- Born: Sharrieff Muhammad Toronto, Ontario, Canada
- Genres: Hip-hop; R&B;
- Occupation: Rapper
- Years active: 2014–present
- Label: Universal

= Casper TNG =

Canadian rapper

Sharrieff Muhammad, known professionally as Casper TNG, is a Canadian rapper. His name is a moniker for Casper The Neighbourhood Ghost.

==Early life==
Casper TNG is from Toronto and grew up in Regent Park and Alexandra Park.

==Career==
In 2015, at age 18, as an independent underground artist, Casper TNG released "Dope Boy", which is considered to be his breakthrough track. In 2017, he released the single "Know Me". Both songs have amassed tens of millions of streams. His 2021 single "Umbrellas" samples the Rihanna song "Umbrella". In 2022 he released the singles "Hard in the Paint" and "My Life".

In 2023, he entered a new chapter of his career by signing a distribution partnership with Streameum Entertainment. The deal marked the beginning of a long-term working relationship focused on expanding his catalog, increasing the reach of his music, and distribution of back catalogue across major streaming platforms.

In 2025, he released "The Market", featuring fellow Toronto rapper 100bandplan. The song peaked at number 61 on the Billboard Canadian Hot 100, was certified gold in Canada, and was "one of the year’s defining breakout records in Canadian hip-hop". In March 2026, Casper TNG signed with Universal Music Canada. Later that year, a remix of "The Market" featuring A Boogie Wit da Hoodie was released.
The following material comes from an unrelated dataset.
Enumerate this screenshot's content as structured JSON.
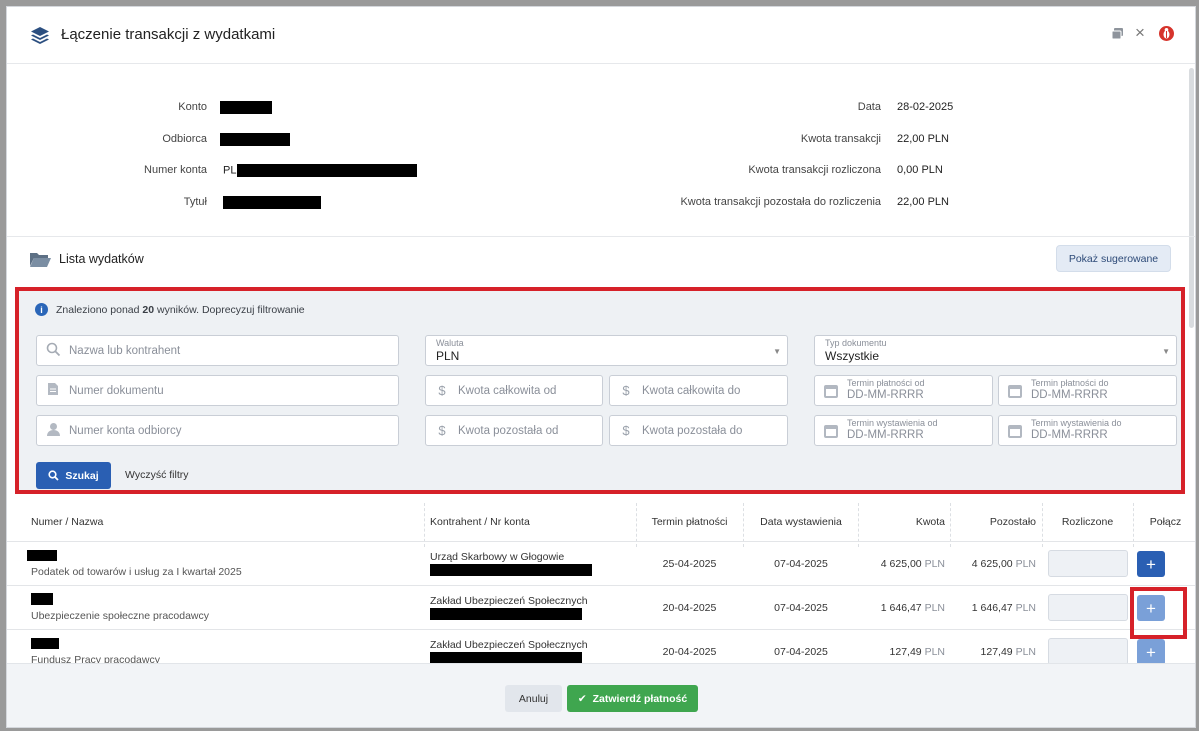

In interviews following his signing, Muhammad stated that his time in prison and the experience of becoming a father to his daughter had fundamentally changed his perspective, causing him to distance himself from his past lifestyle to focus entirely on his music career. In 2026, he launched PuzzL Music Collective, a label in partnership with Universal Music Canada.

His debut album, Draft Day, was released on August 18, 2026, on Universal Music Canada, featuring the single "Trap 4 a Year II".

==Personal life==
Casper TNG has one daughter.

In 2017, Casper TNG was arrested and convicted on charges of firearms possession and drug trafficking, and given a two-year sentence. In May 2018, he and three others, including his brother, were arrested after a police chase in Downtown Toronto before which those in the car allegedly fired a gun at traffic while driving on Parliament Street. Casper TNG was given an 18-month sentence for the offense.

==Discography==
===Albums===

List of studio albums, with selected details
| Title | Release details |
|---|---|
| Draft Day | Released: August 18, 2026; Label: Universal; Formats: LP, CD, digital download, streaming; |

===Singles===

List of singles, showing year released, peak chart position and certifications
Title: Year; Peak chart positions; Certifications
CAN
"Dope Boy" ft. Fresh: 2014; —; MC: Gold;
"Know Me": 2017; —; MC: Gold;
"Brown Hunneds": —; MC: Gold;
"Running Man" ft. RK: —; MC: Gold;
"Freeze" ft. Top 5: —; MC: Gold;
"Umbrellas": 2021; —
"Hard in the Paint": 2022; —
"My Life": —
"The Market" & 100Bandplan: 2025; 61; MC: Platinum;
"Helluvalife" ft. 100Bandplan
"The Market (remix)" ft. 100Bandplan and A Boogie wit da Hoodie: 2026; —
"Trap 4 a Year II": —
"—" denotes a recording that did not chart or was not released in that territory.